Introduce them into the Sierran national parks? Wouldn’t this be guarantee human deaths? (In Yellowstone National Park, bears have killed eight people in 150 years—compare this with twelve deaths from falling trees and avalanches and five lightning strike deaths).

A recent book by a popular California author eloquently describes our past and current wildlife-people dilemma. Are we protecting the parks from the people, or the people from the parks? Jordan Fisher Smith’s Engineering Eden (Crown Publishing. NY. 2016) is detailed true story of people vs. grizzlies. Including various other significant issues that we invasive humans have forced upon nature, the book dissects our longstanding love affair with and simultaneous propensity to manipulate and regulate the natural world.

Grizzly in Art

California Rising graphic

So, the same state that put the grizzly on its flag is now resurrecting it to illustrate its defiance against the current White House and its interest in regulating California’s future.
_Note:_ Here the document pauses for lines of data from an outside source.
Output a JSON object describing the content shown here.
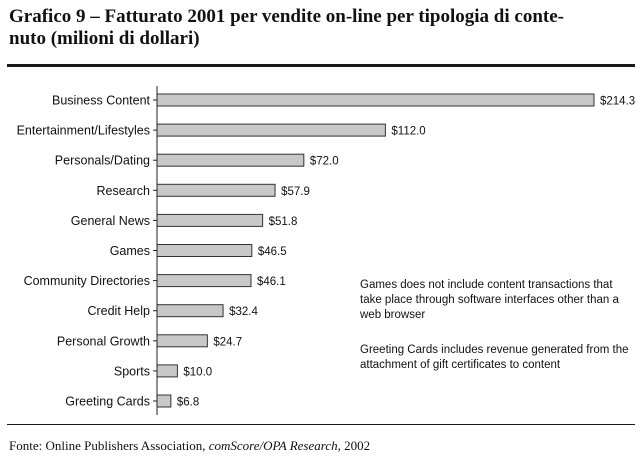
{
  "title_line1": "Grafico 9 – Fatturato 2001 per vendite on-line per tipologia di conte-",
  "title_line2": "nuto (milioni di dollari)",
  "chart_data": {
    "type": "bar",
    "orientation": "horizontal",
    "categories": [
      "Business Content",
      "Entertainment/Lifestyles",
      "Personals/Dating",
      "Research",
      "General News",
      "Games",
      "Community Directories",
      "Credit Help",
      "Personal Growth",
      "Sports",
      "Greeting Cards"
    ],
    "values": [
      214.3,
      112.0,
      72.0,
      57.9,
      51.8,
      46.5,
      46.1,
      32.4,
      24.7,
      10.0,
      6.8
    ],
    "value_labels": [
      "$214.3",
      "$112.0",
      "$72.0",
      "$57.9",
      "$51.8",
      "$46.5",
      "$46.1",
      "$32.4",
      "$24.7",
      "$10.0",
      "$6.8"
    ],
    "xlim": [
      0,
      214.3
    ],
    "grid": false,
    "bar_color": "#c8c8c8",
    "bar_edge_color": "#333333"
  },
  "notes": {
    "note1": "Games does not include content transactions that take place through software interfaces other than a web browser",
    "note2": "Greeting Cards includes revenue generated from the attachment of gift certificates to content"
  },
  "source": {
    "prefix": "Fonte: Online Publishers Association, ",
    "italic": "comScore/OPA Research",
    "suffix": ", 2002"
  }
}
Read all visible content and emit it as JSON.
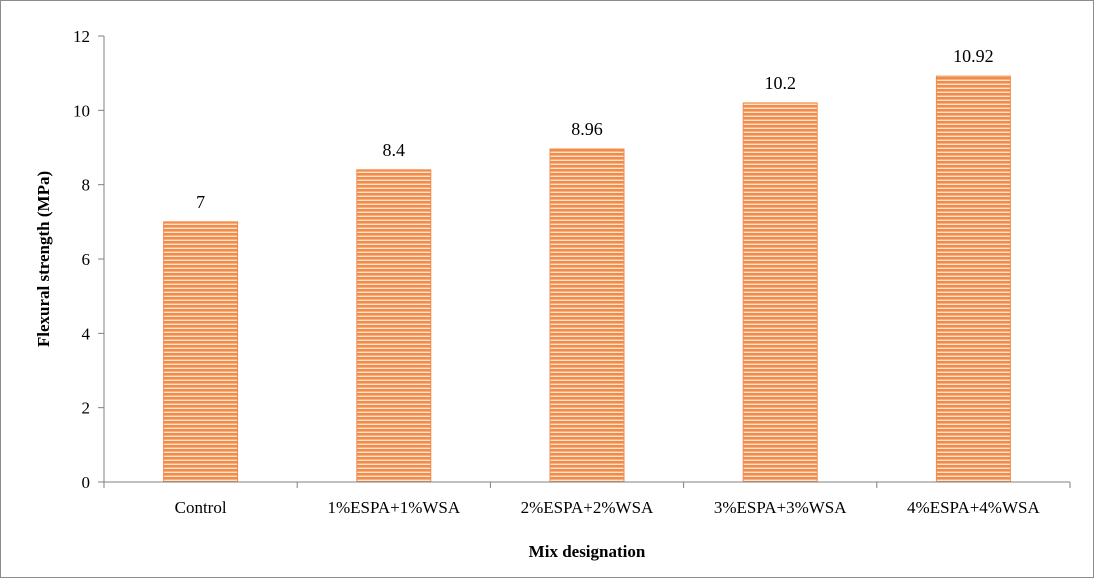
{
  "chart_data": {
    "type": "bar",
    "categories": [
      "Control",
      "1%ESPA+1%WSA",
      "2%ESPA+2%WSA",
      "3%ESPA+3%WSA",
      "4%ESPA+4%WSA"
    ],
    "values": [
      7,
      8.4,
      8.96,
      10.2,
      10.92
    ],
    "data_labels": [
      "7",
      "8.4",
      "8.96",
      "10.2",
      "10.92"
    ],
    "xlabel": "Mix designation",
    "ylabel": "Flexural strength (MPa)",
    "ylim": [
      0,
      12
    ],
    "yticks": [
      "0",
      "2",
      "4",
      "6",
      "8",
      "10",
      "12"
    ],
    "grid": false,
    "legend": "none",
    "colors": {
      "bar_fill": "#f08c4a",
      "bar_stripe": "#fde3cf",
      "axis": "#808080"
    }
  }
}
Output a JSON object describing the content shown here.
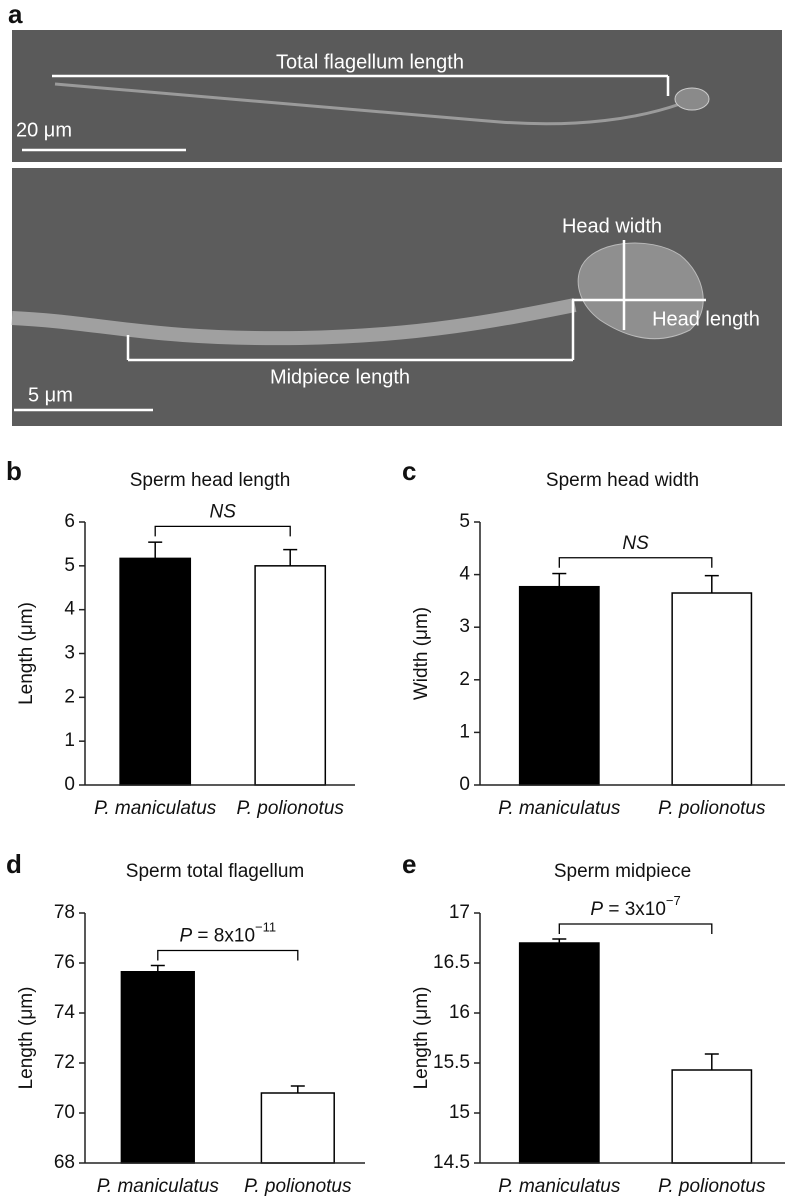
{
  "panel_a": {
    "letter": "a",
    "flagellum_label": "Total flagellum length",
    "scale_top": "20 μm",
    "head_width_label": "Head width",
    "head_length_label": "Head length",
    "midpiece_label": "Midpiece length",
    "scale_bottom": "5 μm"
  },
  "chart_data": [
    {
      "type": "bar",
      "panel": "b",
      "title": "Sperm head length",
      "y_label": "Length (μm)",
      "categories": [
        "P. maniculatus",
        "P. polionotus"
      ],
      "values": [
        5.17,
        5.0
      ],
      "errors": [
        0.37,
        0.37
      ],
      "colors": [
        "#000000",
        "#ffffff"
      ],
      "ylim": [
        0,
        6
      ],
      "yticks": [
        0,
        1,
        2,
        3,
        4,
        5,
        6
      ],
      "annotation": [
        "NS"
      ]
    },
    {
      "type": "bar",
      "panel": "c",
      "title": "Sperm head width",
      "y_label": "Width (μm)",
      "categories": [
        "P. maniculatus",
        "P. polionotus"
      ],
      "values": [
        3.77,
        3.65
      ],
      "errors": [
        0.25,
        0.33
      ],
      "colors": [
        "#000000",
        "#ffffff"
      ],
      "ylim": [
        0,
        5
      ],
      "yticks": [
        0,
        1,
        2,
        3,
        4,
        5
      ],
      "annotation": [
        "NS"
      ]
    },
    {
      "type": "bar",
      "panel": "d",
      "title": "Sperm total flagellum",
      "y_label": "Length (μm)",
      "categories": [
        "P. maniculatus",
        "P. polionotus"
      ],
      "values": [
        75.65,
        70.8
      ],
      "errors": [
        0.25,
        0.28
      ],
      "colors": [
        "#000000",
        "#ffffff"
      ],
      "ylim": [
        68,
        78
      ],
      "yticks": [
        68,
        70,
        72,
        74,
        76,
        78
      ],
      "annotation": [
        "P",
        " = 8x10",
        "−11"
      ]
    },
    {
      "type": "bar",
      "panel": "e",
      "title": "Sperm midpiece",
      "y_label": "Length (μm)",
      "categories": [
        "P. maniculatus",
        "P. polionotus"
      ],
      "values": [
        16.7,
        15.43
      ],
      "errors": [
        0.04,
        0.16
      ],
      "colors": [
        "#000000",
        "#ffffff"
      ],
      "ylim": [
        14.5,
        17
      ],
      "yticks": [
        14.5,
        15,
        15.5,
        16,
        16.5,
        17
      ],
      "annotation": [
        "P",
        " = 3x10",
        "−7"
      ]
    }
  ]
}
San Francisco’s 3 Fish Studios crafted a brave and bold California Grizzly (amidst poppies, of course) as well as other bear-ish Californiana to represent our independence. The studio’s generous philanthropic efforts range from supporting the arts in schools to the recent (2017) fire victims.

Without a single live grizzly in the state, California celebrates the powerful symbol in myriad ways—while the world-renowned bear flies daily on the state flag in tens of thousands of locations.